No, coming out e outing non sono sinonimi
Le lotte della comunità LGBT+ continuano imperterrite ed inarrestabili.
Sebbene il tema sia molto presente nelle discussioni odierne, si fa ancora confusione su ciò che concerne la vita di una bella fetta della popolazione mondiale.
Questo accade fin dalle basi della questione. Non è ancora chiara, infatti, nemmeno la differenza tra coming out e outing.
Molte persone utilizzano le due espressioni come fossero interscambiabili, come meri sinonimi. Ciò che non sanno, però, è che la differenza tra le due può compromettere la vita degli appartenenti alla comunità queer.
Il coming out (dall’inglese “uscir fuori”) è la libera scelta che un membro della comunità LBGT+ decide di fare, rivelando la sua appartenenza al suddetto mondo agli altri, alla famiglia, agli amici, alle persone in generale.
L’outing (dall’inglese “esposto”), invece, è ciò che il soggetto subisce da un altro. L’outing avviene, perciò, quando un individuo decide di rivelare l’identità di genere o le preferenze sessuali di un’altra persona senza il permesso di quest’ultima.
Ne va da sè che, sebbene entrambe le azioni comportino come risultato l’esporre una verità, coming out e outing non siano per niente comparabili.

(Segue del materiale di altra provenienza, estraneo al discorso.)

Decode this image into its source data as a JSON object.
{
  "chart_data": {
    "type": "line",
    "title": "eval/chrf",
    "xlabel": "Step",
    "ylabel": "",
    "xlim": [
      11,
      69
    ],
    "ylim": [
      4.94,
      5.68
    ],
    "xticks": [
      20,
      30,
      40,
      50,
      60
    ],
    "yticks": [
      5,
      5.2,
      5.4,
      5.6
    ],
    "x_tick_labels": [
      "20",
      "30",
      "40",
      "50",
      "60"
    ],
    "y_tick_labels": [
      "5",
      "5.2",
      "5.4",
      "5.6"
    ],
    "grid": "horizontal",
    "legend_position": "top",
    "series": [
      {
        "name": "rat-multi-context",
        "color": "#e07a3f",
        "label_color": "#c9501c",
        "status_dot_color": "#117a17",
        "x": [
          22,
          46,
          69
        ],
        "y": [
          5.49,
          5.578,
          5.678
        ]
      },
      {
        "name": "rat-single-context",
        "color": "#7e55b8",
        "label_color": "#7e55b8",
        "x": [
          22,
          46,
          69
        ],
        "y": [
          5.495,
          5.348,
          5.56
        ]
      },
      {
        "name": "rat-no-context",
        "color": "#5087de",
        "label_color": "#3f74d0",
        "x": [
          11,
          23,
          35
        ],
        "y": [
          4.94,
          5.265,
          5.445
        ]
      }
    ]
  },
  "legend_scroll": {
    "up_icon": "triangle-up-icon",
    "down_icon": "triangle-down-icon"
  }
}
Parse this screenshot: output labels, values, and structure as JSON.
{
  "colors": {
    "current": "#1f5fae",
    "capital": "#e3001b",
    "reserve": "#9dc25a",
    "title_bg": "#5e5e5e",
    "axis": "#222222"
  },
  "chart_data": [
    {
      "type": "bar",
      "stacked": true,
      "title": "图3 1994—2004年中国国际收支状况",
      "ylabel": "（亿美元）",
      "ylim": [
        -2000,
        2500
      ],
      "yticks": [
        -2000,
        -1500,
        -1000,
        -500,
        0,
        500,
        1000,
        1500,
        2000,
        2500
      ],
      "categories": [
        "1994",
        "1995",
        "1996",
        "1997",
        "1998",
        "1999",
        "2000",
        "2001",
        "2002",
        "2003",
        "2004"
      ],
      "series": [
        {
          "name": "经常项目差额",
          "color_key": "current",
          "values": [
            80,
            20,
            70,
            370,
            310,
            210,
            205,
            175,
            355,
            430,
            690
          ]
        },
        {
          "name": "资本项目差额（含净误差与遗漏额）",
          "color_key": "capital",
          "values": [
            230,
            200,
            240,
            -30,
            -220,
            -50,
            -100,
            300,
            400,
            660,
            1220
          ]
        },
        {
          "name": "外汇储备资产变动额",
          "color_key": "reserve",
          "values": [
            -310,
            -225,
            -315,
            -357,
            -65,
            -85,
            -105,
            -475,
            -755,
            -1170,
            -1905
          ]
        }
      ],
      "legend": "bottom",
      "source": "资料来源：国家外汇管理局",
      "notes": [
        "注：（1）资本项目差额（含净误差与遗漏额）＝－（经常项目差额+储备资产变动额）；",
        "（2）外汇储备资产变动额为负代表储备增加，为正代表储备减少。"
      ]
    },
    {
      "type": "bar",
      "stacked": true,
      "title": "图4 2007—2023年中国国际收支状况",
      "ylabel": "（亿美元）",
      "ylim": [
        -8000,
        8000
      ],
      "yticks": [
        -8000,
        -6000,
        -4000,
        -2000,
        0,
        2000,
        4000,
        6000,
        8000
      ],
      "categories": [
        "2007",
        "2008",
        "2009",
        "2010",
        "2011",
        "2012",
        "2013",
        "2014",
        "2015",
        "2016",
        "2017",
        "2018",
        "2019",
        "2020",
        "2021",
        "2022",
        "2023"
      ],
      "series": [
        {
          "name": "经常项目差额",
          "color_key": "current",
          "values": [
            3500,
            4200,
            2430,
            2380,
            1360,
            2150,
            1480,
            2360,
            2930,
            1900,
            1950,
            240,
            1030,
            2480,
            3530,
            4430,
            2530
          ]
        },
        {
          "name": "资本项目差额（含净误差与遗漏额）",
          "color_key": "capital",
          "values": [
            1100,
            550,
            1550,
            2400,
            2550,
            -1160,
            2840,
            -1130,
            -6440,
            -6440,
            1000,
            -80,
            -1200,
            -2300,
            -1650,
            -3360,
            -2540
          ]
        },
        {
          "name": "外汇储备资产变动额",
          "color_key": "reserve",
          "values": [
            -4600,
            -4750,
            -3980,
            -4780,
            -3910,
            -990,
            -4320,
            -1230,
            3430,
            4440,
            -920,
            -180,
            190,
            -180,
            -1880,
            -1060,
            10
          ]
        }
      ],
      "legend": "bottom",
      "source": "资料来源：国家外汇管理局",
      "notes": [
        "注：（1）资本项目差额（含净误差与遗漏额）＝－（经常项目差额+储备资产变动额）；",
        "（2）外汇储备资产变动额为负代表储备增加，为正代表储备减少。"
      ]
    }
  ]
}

La prima è una decisione profondamente ponderata, razionalizzata e volontaria. Viene presa dopo aver valutato tutti i pro e i contro, successivamente all’aver considerato le differenze che l’esposizione potrebbe comportare nei confronti della propria vita e delle persone che ne fanno parte.
La seconda, invece, è una vera e propria violenza, una privazione di un momento catartico e fondamentale nella vita di un soggetto. Ma ancor più esporre un’altra persona significa lanciarla nel mondo senza paracadute, lasciandola alla mercé delle possibili irrispettosità altrui, delle quali la prima è l’outing stesso.